Le dernier vol du faucon
Croyez-moi, en tant que mère, personne n'est plus soucieuse que moi de la sécurité de mon fils, mais je sais que notre place est près de Constant. Nous n'avons pas fait tout ce voyage autour du monde pour le retrouver et l'abandonner ensuite quand il a besoin de nous. Même s'il y avait ici à quai un bateau prêt à nous emmener en Angleterre, nous ne le prendrions pas car rien ni personne ne nous attend là-bas. Seulement la misère. Constant nous a accueillis comme une famille et nous devons rester unis pour le meilleur et pour le pire. »
Un gecko traversa comme une flèche le plafond bas et avala sa proie. Ivatt le regarda pensivement.
« Et vous prétendez être prisonniers des Français ici?
- Disons que nous sommes retenus contre notre volonté, précisa Nellie. Mais, honnêtement, je ne crois pas que ce soit pour des raisons de sécurité. Il me semble plutôt que le général est furieux d'avoir été abusé par les mensonges que je lui ai racontés lors de notre première entrevue. »

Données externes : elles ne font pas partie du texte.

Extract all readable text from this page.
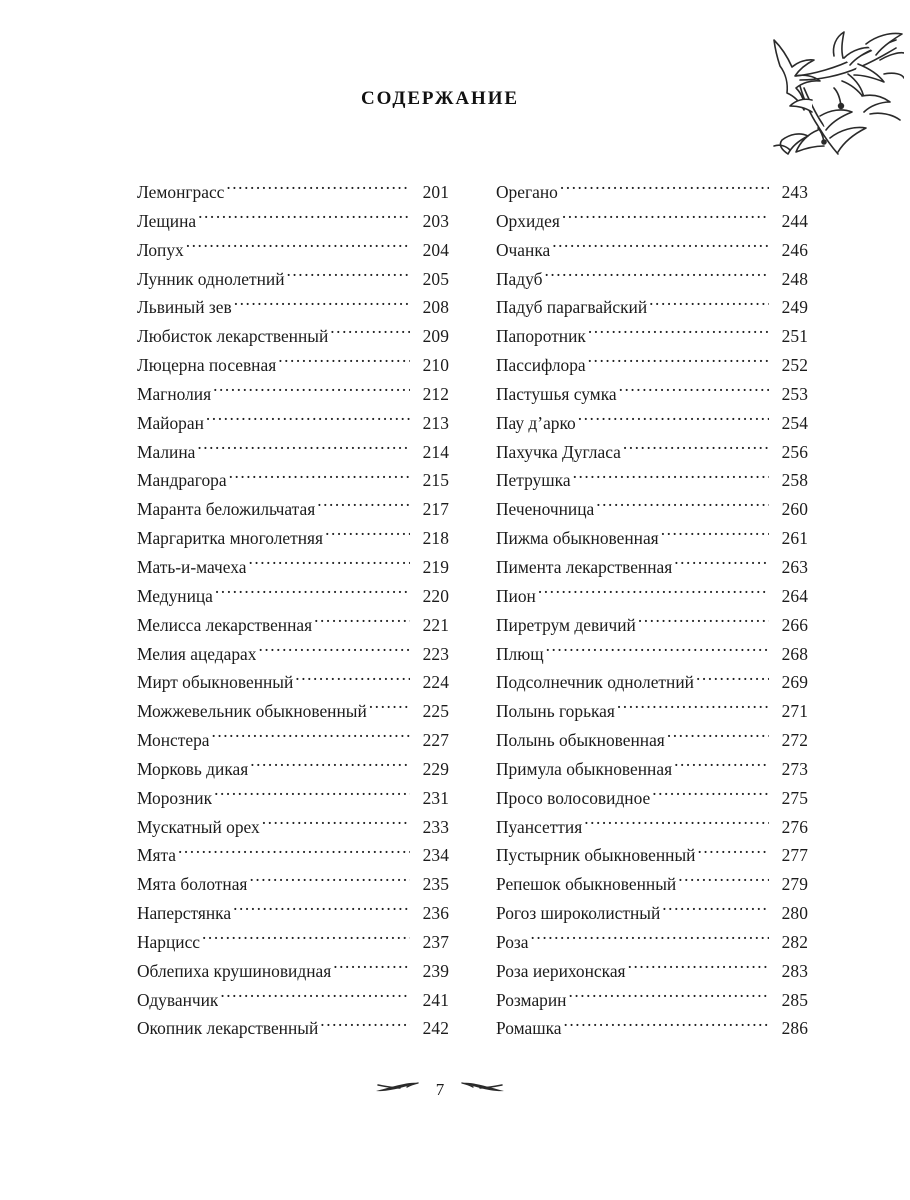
СОДЕРЖАНИЕ
Лемонграсс .....	201
Лещина .....	203
Лопух .....	204
Лунник однолетний .....	205
Львиный зев .....	208
Любисток лекарственный .....	209
Люцерна посевная .....	210
Магнолия .....	212
Майоран .....	213
Малина .....	214
Мандрагора .....	215
Маранта беложильчатая .....	217
Маргаритка многолетняя .....	218
Мать-и-мачеха .....	219
Медуница .....	220
Мелисса лекарственная .....	221
Мелия ацедарах .....	223
Мирт обыкновенный .....	224
Можжевельник обыкновенный .....	225
Монстера .....	227
Морковь дикая .....	229
Морозник .....	231
Мускатный орех .....	233
Мята .....	234
Мята болотная .....	235
Наперстянка .....	236
Нарцисс .....	237
Облепиха крушиновидная .....	239
Одуванчик .....	241
Окопник лекарственный .....	242
Орегано .....	243
Орхидея .....	244
Очанка .....	246
Падуб .....	248
Падуб парагвайский .....	249
Папоротник .....	251
Пассифлора .....	252
Пастушья сумка .....	253
Пау д’арко .....	254
Пахучка Дугласа .....	256
Петрушка .....	258
Печеночница .....	260
Пижма обыкновенная .....	261
Пимента лекарственная .....	263
Пион .....	264
Пиретрум девичий .....	266
Плющ .....	268
Подсолнечник однолетний .....	269
Полынь горькая .....	271
Полынь обыкновенная .....	272
Примула обыкновенная .....	273
Просо волосовидное .....	275
Пуансеттия .....	276
Пустырник обыкновенный .....	277
Репешок обыкновенный .....	279
Рогоз широколистный .....	280
Роза .....	282
Роза иерихонская .....	283
Розмарин .....	285
Ромашка .....	286
7
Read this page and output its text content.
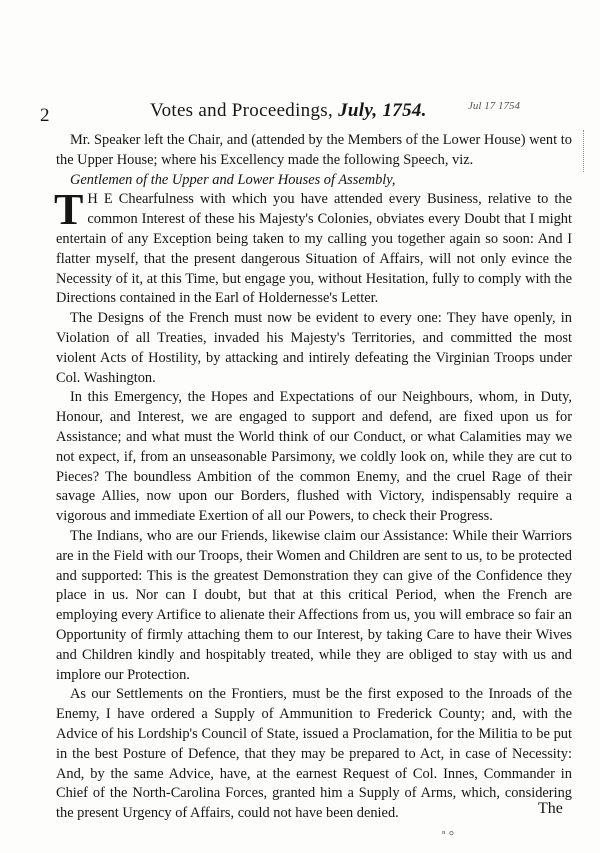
2	Votes and Proceedings, July, 1754.	Jul 17 1754

Mr. Speaker left the Chair, and (attended by the Members of the Lower House) went to the Upper House; where his Excellency made the following Speech, viz.

Gentlemen of the Upper and Lower Houses of Assembly,

T H E Chearfulness with which you have attended every Business, relative to the common Interest of these his Majesty's Colonies, obviates every Doubt that I might entertain of any Exception being taken to my calling you together again so soon: And I flatter myself, that the present dangerous Situation of Affairs, will not only evince the Necessity of it, at this Time, but engage you, without Hesitation, fully to comply with the Directions contained in the Earl of Holdernesse's Letter.

The Designs of the French must now be evident to every one: They have openly, in Violation of all Treaties, invaded his Majesty's Territories, and committed the most violent Acts of Hostility, by attacking and intirely defeating the Virginian Troops under Col. Washington.

In this Emergency, the Hopes and Expectations of our Neighbours, whom, in Duty, Honour, and Interest, we are engaged to support and defend, are fixed upon us for Assistance; and what must the World think of our Conduct, or what Calamities may we not expect, if, from an unseasonable Parsimony, we coldly look on, while they are cut to Pieces? The boundless Ambition of the common Enemy, and the cruel Rage of their savage Allies, now upon our Borders, flushed with Victory, indispensably require a vigorous and immediate Exertion of all our Powers, to check their Progress.

The Indians, who are our Friends, likewise claim our Assistance: While their Warriors are in the Field with our Troops, their Women and Children are sent to us, to be protected and supported: This is the greatest Demonstration they can give of the Confidence they place in us. Nor can I doubt, but that at this critical Period, when the French are employing every Artifice to alienate their Affections from us, you will embrace so fair an Opportunity of firmly attaching them to our Interest, by taking Care to have their Wives and Children kindly and hospitably treated, while they are obliged to stay with us and implore our Protection.

As our Settlements on the Frontiers, must be the first exposed to the Inroads of the Enemy, I have ordered a Supply of Ammunition to Frederick County; and, with the Advice of his Lordship's Council of State, issued a Proclamation, for the Militia to be put in the best Posture of Defence, that they may be prepared to Act, in case of Necessity: And, by the same Advice, have, at the earnest Request of Col. Innes, Commander in Chief of the North-Carolina Forces, granted him a Supply of Arms, which, considering the present Urgency of Affairs, could not have been denied.	The
ⁿ ⸰
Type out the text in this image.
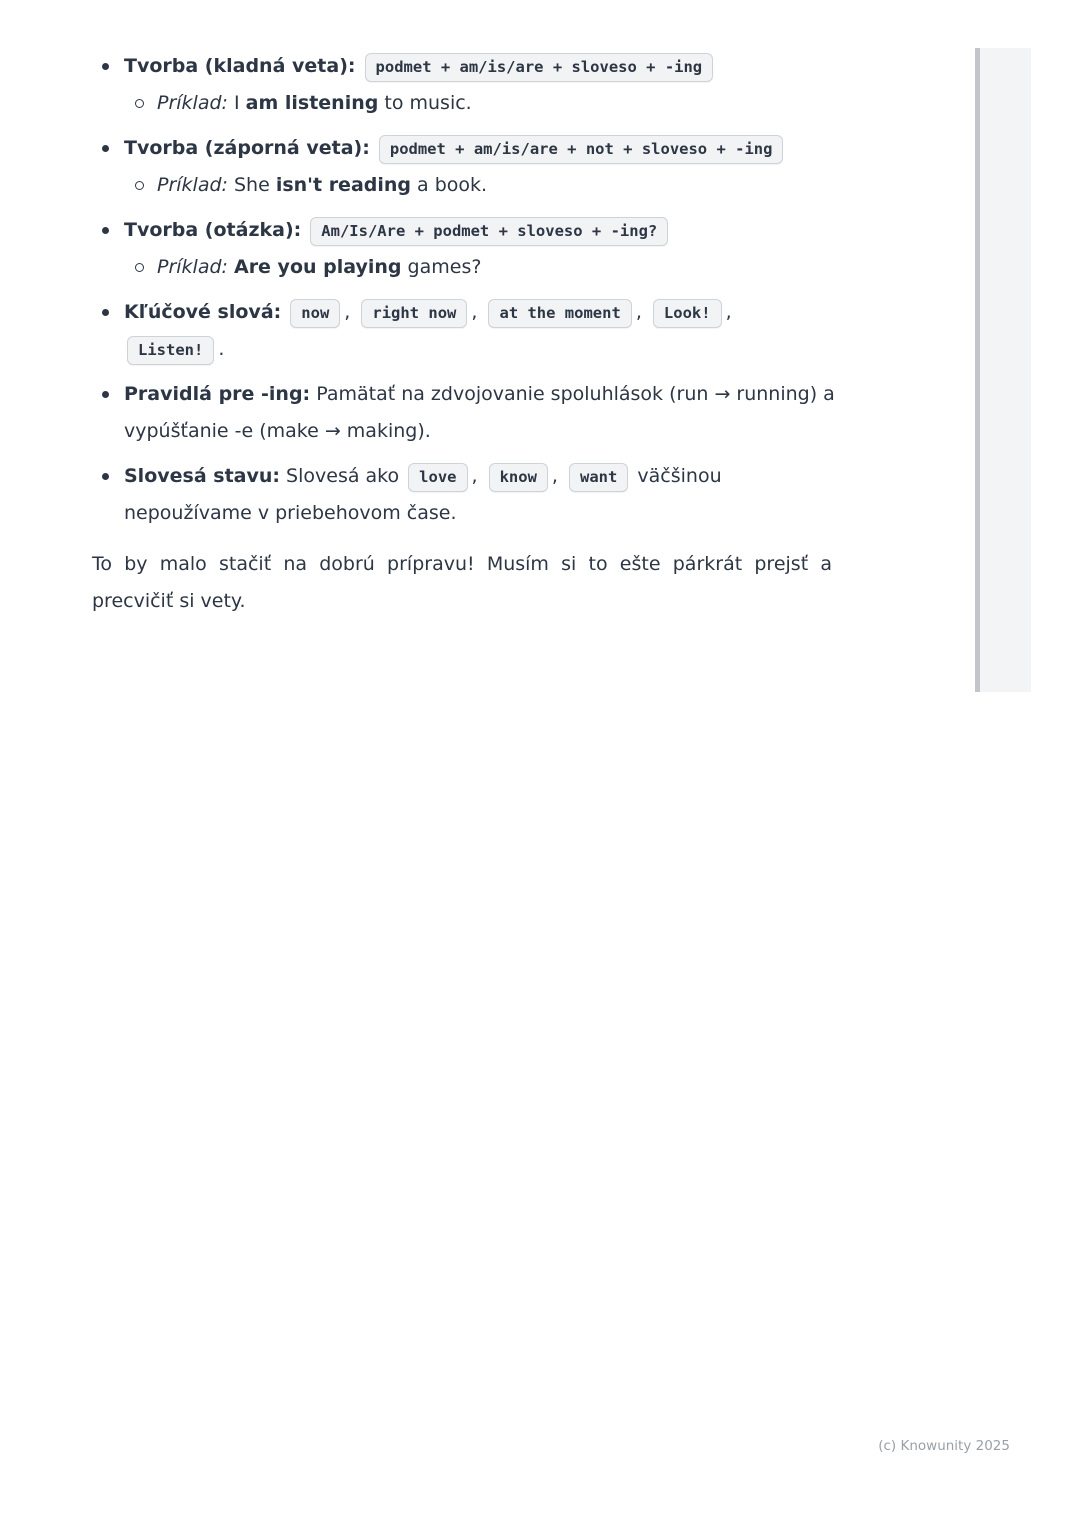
Tvorba (kladná veta): podmet + am/is/are + sloveso + -ing
Príklad: I am listening to music.
Tvorba (záporná veta): podmet + am/is/are + not + sloveso + -ing
Príklad: She isn't reading a book.
Tvorba (otázka): Am/Is/Are + podmet + sloveso + -ing?
Príklad: Are you playing games?
Kľúčové slová: now , right now , at the moment , Look! ,
Listen! .
Pravidlá pre -ing: Pamätať na zdvojovanie spoluhlások (run → running) a vypúšťanie -e (make → making).
Slovesá stavu: Slovesá ako love , know , want väčšinou nepoužívame v priebehovom čase.

To by malo stačiť na dobrú prípravu! Musím si to ešte párkrát prejsť a precvičiť si vety.

(c) Knowunity 2025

Ivatt eut un petit sourire. «Je crois pouvoir com-
prendre ce sentiment, Mrs. Tucker. Il me semble que vous êtes très forte en la matière.» Il marqua une pause. «Comment puis-je être certain que Constant vous a accueillis aussi bien que vous le prétendez?
- Croyez-moi, Seigneur Ivatt. J'ai fait la paix avec lui.» Elle lui jeta un regard innocent. «Vous et moi l'aimons bien plus que nous voulons l'admettre et je ne supporte pas l'idée de l'abandonner à son sort.
- En somme, vous voulez que je vous enlève ? » Nellie sourit. «Combien de femmes vous ont-elles
déjà demandé cette faveur, seigneur Ivatt ? » répliqua-t-elle doucement.
Il ne put s'empêcher de rire. Puis il se tourna vers Mark: «Et vous, jeune homme, qu'en pensez-vous ? » Le regard de Mark reflétait une inflexible détermination. «Mon père a besoin de nous trois, monsieur. Et je crois honnêtement, comme lui, qu'il n'est pas trop tard pour renverser Petraja. »
Ivatt hocha la tête, impressionné par tant de conviction. «Très bien. Je vais voir ce que je peux faire. »
38
Ce qui manquait le plus à Phaulkon, c'étaient ses chaussures. Au début, il avait marché sur la surface bien entretenue des voies urbaines mais à présent, dans la campagne, les chemins semés d'inégalités le faisaient grimacer de douleur, d'autant qu'il ne pouvait toujours éviter les pierres dans l'obscurité. D'ici le matin, il aurait la plante des pieds aussi dure que du fer, à moins qu'elle ne soit en lambeaux. Il aurait voulu pouvoir marcher jusqu'à midi afin d'être à bonne distance de Louvo. Mais à l'aube, comme tout bon moine, il devrait d'abord mendier sa nourriture sur les chemins.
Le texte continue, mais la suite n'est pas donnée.